Culte du 31 janvier 2021 (en direct sur Twitch)

Une courte Phrase de Jésus,
une grande Phrase pour l’Humanité

(Marc 1,21-28)

À plus d’une reprise, Marc souligne l’effet produit par la prédication de Jésus sur ses contemporains (6,2 ; 10,26 ; 11,18 ; 7,37 et dans notre passage 1,22). Pas de sermon sur la montagne mais l’impression des foules venues l’entendre. Comme si la manière d’enseigner primait sur la matière enseignée ! Il est vrai qu’en Mc 1,26-28,, Jésus ne dit pas grand-chose. Sept mots seulement : « Tais-toi et sors de cet homme » pour impressionner les témoins directs et indirects (Paul puis Marc, qui n’ont pas assisté à la scène). Sept mots, mais quels mots !

La rencontre a lieu dans le temple. Jésus en présence de deux groupes de personnages incarnant l’impureté (l’homme et l’esprit impur) et la pureté (les scribes). Le premier ‘groupe’ un peu étrange, avec ce jeu des pronoms : qui est JE, qui est NOUS, qui est IL ? L’homme ou l’esprit impur ? Un ‘groupe’ de deux personnages qui se confondent. L’homme et ses tourments, l’individu et son symptôme ne font plus qu’un. Identification de l’homme à sa maladie et condamnation d’un homme supposé pécheur ! Des comportements bien connus ; cela s’appelle délit de faciès (mensen veroordelen op hun uiterlijk). La courte intervention de Jésus fait voler en éclats cette logique mortifère : il sépare ce que le monde unissait ! L’individu ne se réduit pas son tourment. Et la foule s’étonne : « Quel est ce nouvel enseignement ? » (27)
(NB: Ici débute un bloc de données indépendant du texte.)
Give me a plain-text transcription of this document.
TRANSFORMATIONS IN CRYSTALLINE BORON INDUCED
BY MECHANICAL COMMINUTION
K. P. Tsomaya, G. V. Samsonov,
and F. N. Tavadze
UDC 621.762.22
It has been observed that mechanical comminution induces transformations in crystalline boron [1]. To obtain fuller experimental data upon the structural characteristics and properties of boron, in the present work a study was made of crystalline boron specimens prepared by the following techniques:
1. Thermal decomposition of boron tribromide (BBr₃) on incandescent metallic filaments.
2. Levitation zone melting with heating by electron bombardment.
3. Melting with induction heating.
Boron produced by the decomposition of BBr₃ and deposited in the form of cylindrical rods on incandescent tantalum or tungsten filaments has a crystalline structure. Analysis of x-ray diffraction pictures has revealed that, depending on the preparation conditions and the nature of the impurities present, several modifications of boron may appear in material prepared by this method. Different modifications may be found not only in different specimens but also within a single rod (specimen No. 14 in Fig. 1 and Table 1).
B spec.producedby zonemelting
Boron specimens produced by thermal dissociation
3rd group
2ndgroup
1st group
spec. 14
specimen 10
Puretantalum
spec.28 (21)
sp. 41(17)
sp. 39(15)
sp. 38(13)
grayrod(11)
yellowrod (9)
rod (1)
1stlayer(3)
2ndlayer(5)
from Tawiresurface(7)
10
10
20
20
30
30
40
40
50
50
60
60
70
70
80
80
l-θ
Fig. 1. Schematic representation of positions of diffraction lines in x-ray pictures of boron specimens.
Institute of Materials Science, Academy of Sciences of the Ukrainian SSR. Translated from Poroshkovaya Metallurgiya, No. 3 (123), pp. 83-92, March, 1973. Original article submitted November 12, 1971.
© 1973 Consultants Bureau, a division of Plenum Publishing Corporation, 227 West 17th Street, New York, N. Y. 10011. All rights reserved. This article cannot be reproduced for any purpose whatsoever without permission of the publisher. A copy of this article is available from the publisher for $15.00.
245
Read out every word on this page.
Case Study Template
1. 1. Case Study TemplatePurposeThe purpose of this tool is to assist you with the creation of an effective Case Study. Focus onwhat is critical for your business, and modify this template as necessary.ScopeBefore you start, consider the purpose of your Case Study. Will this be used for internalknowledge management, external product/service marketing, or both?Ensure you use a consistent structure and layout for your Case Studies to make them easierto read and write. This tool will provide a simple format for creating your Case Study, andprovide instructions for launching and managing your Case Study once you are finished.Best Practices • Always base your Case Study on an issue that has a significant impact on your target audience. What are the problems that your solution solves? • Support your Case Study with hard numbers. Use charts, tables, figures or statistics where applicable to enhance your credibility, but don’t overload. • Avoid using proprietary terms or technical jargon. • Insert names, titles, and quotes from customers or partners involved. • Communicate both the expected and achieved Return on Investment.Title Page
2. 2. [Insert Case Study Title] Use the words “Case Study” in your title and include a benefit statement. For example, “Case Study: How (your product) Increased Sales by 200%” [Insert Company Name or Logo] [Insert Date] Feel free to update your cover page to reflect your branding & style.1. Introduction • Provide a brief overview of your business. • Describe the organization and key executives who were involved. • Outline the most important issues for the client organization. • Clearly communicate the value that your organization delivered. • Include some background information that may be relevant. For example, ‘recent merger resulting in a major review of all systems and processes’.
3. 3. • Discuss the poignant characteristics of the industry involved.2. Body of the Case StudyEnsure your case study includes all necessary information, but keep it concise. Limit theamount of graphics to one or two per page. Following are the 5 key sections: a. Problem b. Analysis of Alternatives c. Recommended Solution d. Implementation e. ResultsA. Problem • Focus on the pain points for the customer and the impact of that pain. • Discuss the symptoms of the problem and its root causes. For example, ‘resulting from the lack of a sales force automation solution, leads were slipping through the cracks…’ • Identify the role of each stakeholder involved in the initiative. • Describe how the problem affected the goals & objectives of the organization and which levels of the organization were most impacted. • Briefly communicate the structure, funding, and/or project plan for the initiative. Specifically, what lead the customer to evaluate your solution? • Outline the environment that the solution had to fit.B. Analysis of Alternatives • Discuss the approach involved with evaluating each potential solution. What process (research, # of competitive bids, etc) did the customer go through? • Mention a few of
Une petite phrase de Jésus, une grande phrase pour l’humanité. Personne ne pourra plus être réduit à ce qu’on aperçoit de lui. Tu es davantage que ce que je vois de toi ! Mark Rutte dénonçait (3/6/2020) un comportement qui existe aussi chez nous. Ook in Nederland zijn er mensen die worden beoordeeld niet op hun toekomst maar op hun afkomst ; die niet als individu worden aangesproken maar op de groep waaruit zij voortkomen ; niet op hun gedrag maar op hun geloof. Nous sommes chacun des identités multiples, toujours en devenir. Évitons d’emprisonner l’autre dans un unique aspect de sa personne (Amin Maalouf, Les identités meurtrières, 1998). Une cinquantaine d’année plus tôt, réfléchissant sur la question juive (1946), le philosophe existentialiste Jean-Paul Sartre faisait le terrible constat que c’est dans le regard du voisin que l’autre devient juif ; « Ce n’est donc pas le juif qu’il faut changer, c’est l’antisémitisme ! » Réprimer toutes les formes de ségrégation, entraver le réflexe de la condamnation, juguler le mécanisme de la discrimination.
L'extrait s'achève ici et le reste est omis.